The Dollar Bill Murrays

“Bringing back the house party is a lost art of having a good time without having to go out and spend a lot of money and there’s no expectations, you can be yourself you’re at a mates place you can turn up how you want… you can hang around the people that you want to hang around with talk about what you want to talk about and you know if there’s music on you can see that. It’s really a space for you to be yourself.”
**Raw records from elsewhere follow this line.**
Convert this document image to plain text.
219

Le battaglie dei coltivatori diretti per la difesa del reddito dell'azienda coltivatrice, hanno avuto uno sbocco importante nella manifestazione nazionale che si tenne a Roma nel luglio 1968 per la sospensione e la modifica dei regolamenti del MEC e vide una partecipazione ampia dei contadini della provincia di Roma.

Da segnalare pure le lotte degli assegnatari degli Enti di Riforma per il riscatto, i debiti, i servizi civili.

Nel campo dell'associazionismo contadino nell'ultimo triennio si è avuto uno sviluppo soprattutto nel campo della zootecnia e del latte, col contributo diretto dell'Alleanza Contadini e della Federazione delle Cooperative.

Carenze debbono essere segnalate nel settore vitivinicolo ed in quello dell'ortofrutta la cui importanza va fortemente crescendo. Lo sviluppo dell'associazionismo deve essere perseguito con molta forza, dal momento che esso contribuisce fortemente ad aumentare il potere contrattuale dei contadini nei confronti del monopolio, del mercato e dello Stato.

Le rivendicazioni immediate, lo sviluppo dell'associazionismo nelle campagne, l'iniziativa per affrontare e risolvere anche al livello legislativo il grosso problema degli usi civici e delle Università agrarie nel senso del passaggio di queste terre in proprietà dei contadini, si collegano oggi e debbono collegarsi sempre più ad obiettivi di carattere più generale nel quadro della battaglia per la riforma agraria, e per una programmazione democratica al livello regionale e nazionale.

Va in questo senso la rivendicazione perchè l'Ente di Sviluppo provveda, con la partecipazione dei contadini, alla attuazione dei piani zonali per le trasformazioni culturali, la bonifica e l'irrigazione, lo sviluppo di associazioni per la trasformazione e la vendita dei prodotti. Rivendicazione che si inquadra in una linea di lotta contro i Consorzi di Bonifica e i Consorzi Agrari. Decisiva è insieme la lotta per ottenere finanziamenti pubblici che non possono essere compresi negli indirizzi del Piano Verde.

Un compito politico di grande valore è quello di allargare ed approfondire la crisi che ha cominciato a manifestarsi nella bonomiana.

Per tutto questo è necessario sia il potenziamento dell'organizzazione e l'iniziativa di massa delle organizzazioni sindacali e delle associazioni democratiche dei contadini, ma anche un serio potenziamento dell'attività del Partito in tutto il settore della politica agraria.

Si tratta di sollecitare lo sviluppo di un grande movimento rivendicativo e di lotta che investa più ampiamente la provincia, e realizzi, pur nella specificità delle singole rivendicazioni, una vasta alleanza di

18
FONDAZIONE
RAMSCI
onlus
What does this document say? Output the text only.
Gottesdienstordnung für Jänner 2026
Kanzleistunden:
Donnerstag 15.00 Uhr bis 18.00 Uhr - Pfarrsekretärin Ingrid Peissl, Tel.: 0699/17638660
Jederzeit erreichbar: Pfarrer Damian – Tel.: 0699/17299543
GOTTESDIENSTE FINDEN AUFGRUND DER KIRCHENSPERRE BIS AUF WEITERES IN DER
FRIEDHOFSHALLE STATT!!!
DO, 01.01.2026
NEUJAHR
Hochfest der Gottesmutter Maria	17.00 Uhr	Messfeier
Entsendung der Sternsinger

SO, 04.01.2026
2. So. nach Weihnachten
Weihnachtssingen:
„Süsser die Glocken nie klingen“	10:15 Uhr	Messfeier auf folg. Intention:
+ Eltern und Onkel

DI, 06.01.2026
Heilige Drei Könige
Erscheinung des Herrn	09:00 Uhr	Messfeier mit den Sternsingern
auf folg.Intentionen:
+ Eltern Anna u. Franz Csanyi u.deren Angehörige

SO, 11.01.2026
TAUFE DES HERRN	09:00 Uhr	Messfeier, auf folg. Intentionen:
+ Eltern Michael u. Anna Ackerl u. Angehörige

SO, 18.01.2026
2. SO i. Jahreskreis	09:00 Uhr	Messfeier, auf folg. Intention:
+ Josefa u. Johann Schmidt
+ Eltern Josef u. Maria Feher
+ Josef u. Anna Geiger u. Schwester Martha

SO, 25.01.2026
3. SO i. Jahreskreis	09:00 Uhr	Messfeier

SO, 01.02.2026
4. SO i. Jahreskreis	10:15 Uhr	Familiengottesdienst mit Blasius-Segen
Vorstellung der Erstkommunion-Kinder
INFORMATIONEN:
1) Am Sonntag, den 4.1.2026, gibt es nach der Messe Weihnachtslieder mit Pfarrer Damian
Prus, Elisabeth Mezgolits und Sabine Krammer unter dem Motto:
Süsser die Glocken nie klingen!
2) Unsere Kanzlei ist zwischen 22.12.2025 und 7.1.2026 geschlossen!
“And I feel like as well it’s like given the fact that the sort of society we live in there’s like a lot of different people and with house parties not that you really select the people that come but you can kind of avoid people that you wouldn’t want to hang around you avoid the clashes. You go out into the Valley at night and there’s just a whole cocktail mix of people and it just it gets kind of chaotic whereas you throw a house party and unless it gets gatecrashed it’s really just a matter of people that you know and people that you kind of have friendship with and want to know and they bring their friends along and you’re kind of like minded and it just kind of the core of having a good time rather than you know, bumping into people that you might not want to meet.”

Claire and Jacob

“I think fashion repeats itself every 20 years and the 90s was 20 years ago.”

“You can’t date hanging out with all your friends, having a good time just listening to good beats.”

“It’s a lot more like you’re not going to get people that are potentially not cool…to a certain degree everyone here knows someone somehow so it’s like if someone that’s invited here knows someone somehow then it’s like they mustn’t be too bad like there’s more trust.”

So whether the house party is just a 90s dream or a serious contender for the future, it definitely promises to get bands in touch with fans and friends alike, making an intimate experience for all to enjoy.